Cap sur l’économie circulaire

Pierre Meyer
Journaliste, membre du comité de gpclimat-ge.ch | Plus de publications

La Suisse se targue d’être championne dans l’art du recyclage. Si c’est en partie vrai pour les bouteilles en verre, en pet et les canettes en aluminium, elle en est, en revanche, encore loin en ce qui concerne tous les autres déchets qu’ils soient liés à la consommation de masse (électroniques ou vêtements notamment) ou encore à l’industrie, à la construction et aux services.

Cette apparente contradiction n’en est pas une. Car si les filières du verre, du pet et de l’aluminium sont valorisées c’est parce que ces biens sont clairement identifiables et homogènes et qu’ils se situent, ni plus, ni moins, dans le prolongement de l’économie extractive linéaire, actuellement ultra-dominante dans le monde. Economie qui repose sur le postulat extraction-fabrication-utilisation (la plus courte possible)-élimination. Une logique qui n’a cessé de s’accélérer ces dernières décennies, pour aboutir aux aberrations du tout jetable et du non-réparable (fast-fashion, obsolescence programmée, etc.) poussées dans ces derniers retranchements par un marketing agressif et irresponsable.

Face à ce monstrueux gaspillage de ressources (matières premières et énergie), le recyclage n’apparaît dès lors que comme un pis-aller. « La tendance à se focaliser sur le recyclage s’explique sans doute, car c’est la stratégie qui remet le moins en cause la logique linéaire et les modes de production et de consommation qui en découlent », soulignent ainsi Dunia Brunner et Nils Moussu dans un récent et excellent ouvrage « L’économie circulaire Agir pour une Suisse durable », (Collection Savoir suisse, Presses polytechniques et universitaires romandes, Lausanne, 2023, 166 pages). Pis-aller, illusoire de surcroît, puisque le recyclage donne l’agréable impression aux consommateurs d’être vertueux, alors que la pratique ne fait qu’avaliser l’usage unique des objets. Un aspect qui n’est qu’une des manifestations, faussement perçue comme indolore, d’un projet économique dévastateur qui exerce une prédation implacable sur toutes les ressources de la planète.

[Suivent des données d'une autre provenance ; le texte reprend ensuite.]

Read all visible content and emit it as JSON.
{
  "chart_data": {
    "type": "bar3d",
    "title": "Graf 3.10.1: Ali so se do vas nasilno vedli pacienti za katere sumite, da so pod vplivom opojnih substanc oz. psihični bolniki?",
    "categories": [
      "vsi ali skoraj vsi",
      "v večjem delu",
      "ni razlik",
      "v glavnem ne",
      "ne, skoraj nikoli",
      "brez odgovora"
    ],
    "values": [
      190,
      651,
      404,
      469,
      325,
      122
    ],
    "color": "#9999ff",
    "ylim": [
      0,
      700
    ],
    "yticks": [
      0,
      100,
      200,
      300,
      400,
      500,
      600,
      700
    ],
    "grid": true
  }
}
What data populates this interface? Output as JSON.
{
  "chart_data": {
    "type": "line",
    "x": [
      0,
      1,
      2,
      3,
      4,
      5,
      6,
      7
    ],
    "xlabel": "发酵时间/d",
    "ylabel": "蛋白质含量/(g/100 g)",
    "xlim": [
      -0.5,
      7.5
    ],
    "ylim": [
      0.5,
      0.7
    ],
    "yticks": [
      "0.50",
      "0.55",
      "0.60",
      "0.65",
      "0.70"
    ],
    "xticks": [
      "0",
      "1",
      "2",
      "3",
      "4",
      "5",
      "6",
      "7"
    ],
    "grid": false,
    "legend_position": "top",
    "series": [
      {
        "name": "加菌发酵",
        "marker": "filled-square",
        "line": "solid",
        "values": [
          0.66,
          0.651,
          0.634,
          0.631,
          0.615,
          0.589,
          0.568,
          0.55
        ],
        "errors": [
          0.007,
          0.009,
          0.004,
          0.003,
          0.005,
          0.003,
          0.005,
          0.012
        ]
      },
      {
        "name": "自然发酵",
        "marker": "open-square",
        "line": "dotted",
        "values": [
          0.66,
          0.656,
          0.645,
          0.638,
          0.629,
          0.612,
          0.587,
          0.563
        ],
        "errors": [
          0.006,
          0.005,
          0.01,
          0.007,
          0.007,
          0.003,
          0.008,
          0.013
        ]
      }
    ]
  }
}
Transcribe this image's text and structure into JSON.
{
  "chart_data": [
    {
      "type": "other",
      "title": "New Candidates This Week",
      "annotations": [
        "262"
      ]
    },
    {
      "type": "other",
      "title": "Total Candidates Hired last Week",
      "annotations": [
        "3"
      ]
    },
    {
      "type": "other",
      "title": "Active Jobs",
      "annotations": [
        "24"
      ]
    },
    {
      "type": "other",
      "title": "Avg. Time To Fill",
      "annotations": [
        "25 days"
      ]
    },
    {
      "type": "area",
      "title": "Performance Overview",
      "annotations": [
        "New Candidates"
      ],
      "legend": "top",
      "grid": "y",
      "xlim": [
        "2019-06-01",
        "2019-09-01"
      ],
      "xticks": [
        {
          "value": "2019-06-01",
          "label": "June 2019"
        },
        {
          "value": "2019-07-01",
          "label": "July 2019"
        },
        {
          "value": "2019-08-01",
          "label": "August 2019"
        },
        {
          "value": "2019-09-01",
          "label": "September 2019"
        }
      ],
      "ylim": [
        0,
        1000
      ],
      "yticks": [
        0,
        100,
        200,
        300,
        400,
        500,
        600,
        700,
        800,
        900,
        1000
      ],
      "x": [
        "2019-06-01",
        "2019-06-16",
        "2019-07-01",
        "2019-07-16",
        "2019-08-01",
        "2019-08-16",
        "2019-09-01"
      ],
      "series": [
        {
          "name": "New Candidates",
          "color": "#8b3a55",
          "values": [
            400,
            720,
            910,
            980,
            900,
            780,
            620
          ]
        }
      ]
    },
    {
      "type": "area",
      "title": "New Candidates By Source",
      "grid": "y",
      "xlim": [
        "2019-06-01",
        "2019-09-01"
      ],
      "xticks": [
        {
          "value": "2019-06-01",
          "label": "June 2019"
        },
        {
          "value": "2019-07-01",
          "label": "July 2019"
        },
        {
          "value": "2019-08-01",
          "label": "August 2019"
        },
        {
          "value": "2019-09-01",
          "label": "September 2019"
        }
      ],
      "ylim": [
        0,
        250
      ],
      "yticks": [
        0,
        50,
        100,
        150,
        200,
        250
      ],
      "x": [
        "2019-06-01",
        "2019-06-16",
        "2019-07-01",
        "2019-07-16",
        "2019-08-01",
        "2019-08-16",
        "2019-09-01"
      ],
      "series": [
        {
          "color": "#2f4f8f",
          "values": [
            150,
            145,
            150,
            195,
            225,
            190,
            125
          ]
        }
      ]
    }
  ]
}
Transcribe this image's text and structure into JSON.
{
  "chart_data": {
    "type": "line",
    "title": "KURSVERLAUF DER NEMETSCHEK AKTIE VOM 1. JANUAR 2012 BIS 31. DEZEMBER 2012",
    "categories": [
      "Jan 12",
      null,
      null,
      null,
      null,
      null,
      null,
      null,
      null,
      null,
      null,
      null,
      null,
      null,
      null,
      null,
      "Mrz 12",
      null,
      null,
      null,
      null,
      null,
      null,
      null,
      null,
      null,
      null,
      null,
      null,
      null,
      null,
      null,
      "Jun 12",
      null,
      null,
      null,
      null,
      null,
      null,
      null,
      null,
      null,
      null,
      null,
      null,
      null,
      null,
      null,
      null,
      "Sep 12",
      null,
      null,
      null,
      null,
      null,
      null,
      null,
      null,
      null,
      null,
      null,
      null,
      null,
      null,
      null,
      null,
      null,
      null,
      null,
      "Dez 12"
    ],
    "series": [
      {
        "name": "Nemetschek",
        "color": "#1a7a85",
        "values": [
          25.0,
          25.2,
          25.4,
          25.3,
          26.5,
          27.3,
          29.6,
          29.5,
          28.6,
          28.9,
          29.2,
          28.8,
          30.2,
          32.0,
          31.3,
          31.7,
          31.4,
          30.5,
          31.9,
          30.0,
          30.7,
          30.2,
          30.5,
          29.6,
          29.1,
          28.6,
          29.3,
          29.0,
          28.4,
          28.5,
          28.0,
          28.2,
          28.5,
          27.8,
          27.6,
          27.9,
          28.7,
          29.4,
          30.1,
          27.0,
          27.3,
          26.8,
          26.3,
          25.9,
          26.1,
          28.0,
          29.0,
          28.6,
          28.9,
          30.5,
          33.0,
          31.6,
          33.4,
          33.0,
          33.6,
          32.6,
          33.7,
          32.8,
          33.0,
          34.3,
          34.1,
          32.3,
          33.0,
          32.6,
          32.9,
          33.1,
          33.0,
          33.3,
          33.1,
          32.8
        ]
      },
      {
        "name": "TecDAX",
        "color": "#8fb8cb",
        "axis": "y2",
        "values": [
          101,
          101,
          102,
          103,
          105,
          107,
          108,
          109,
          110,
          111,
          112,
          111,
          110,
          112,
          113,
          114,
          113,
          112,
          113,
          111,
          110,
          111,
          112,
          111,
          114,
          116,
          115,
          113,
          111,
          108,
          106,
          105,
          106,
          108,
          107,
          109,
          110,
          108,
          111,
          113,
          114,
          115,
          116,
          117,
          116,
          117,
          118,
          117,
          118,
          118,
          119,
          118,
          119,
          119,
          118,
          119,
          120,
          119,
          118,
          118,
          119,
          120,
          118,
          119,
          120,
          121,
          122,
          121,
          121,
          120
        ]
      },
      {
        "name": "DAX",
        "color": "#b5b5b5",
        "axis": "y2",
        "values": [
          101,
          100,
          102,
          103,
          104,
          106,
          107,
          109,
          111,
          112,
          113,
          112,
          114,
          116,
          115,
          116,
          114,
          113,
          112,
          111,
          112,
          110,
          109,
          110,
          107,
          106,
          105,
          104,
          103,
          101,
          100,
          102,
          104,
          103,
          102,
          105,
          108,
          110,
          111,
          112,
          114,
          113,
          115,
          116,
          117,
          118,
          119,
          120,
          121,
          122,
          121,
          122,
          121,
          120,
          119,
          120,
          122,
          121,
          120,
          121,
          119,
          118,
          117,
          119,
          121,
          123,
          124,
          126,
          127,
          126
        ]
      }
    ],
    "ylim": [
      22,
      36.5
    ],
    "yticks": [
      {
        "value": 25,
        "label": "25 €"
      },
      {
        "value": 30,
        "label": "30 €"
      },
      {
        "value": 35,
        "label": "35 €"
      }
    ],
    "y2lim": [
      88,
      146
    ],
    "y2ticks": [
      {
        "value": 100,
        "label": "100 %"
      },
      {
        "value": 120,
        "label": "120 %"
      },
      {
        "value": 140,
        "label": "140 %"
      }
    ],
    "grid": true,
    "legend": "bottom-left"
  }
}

Pourtant, les cris d’alarme se succèdent. Deux articles parus coup sur coup dans le quotidien Le Temps fin mars en attestent. Intitulés, l’un « Alerte au tsunami de déchets électroniques » (21 mars) et l’autre « L’économie circulaire : impérative, urgente, et résolue ! » (22 mars), ils attirent l’attention sur la nécessité d’un changement radical de la logique économique linéaire vers une conception, autrement plus respectable des ressources (rappelons finies) de la planète, en convertissant la production, l’utilisation et le traitement des déchets selon les principes durables de l’économie circulaire.

Cette dernière ne consiste pas seulement à valoriser au maximum les déchets, mais à intégrer, dès la conception de ceux-ci, leur capacité à être utilisés de façon durable et à produire des déchets dont les composants puissent être réutilisables, afin d’entrer dans de nouveaux cycles de fabrication.

Face à ce défi, la Suisse est au pied du mur. Mais elle en a désormais les moyens depuis l’adoption, ce printemps, par les Chambres de l’initiative parlementaire « Développer l’économie circulaire en Suisse ». Cette dernière crée de nouvelles bases légales visant à boucler les cycles des matériaux, prolonger la durée de vie et d’usage des produits ainsi qu’à instaurer une utilisation efficace des ressources. Il reste au Conseil fédéral à agir vite et efficacement.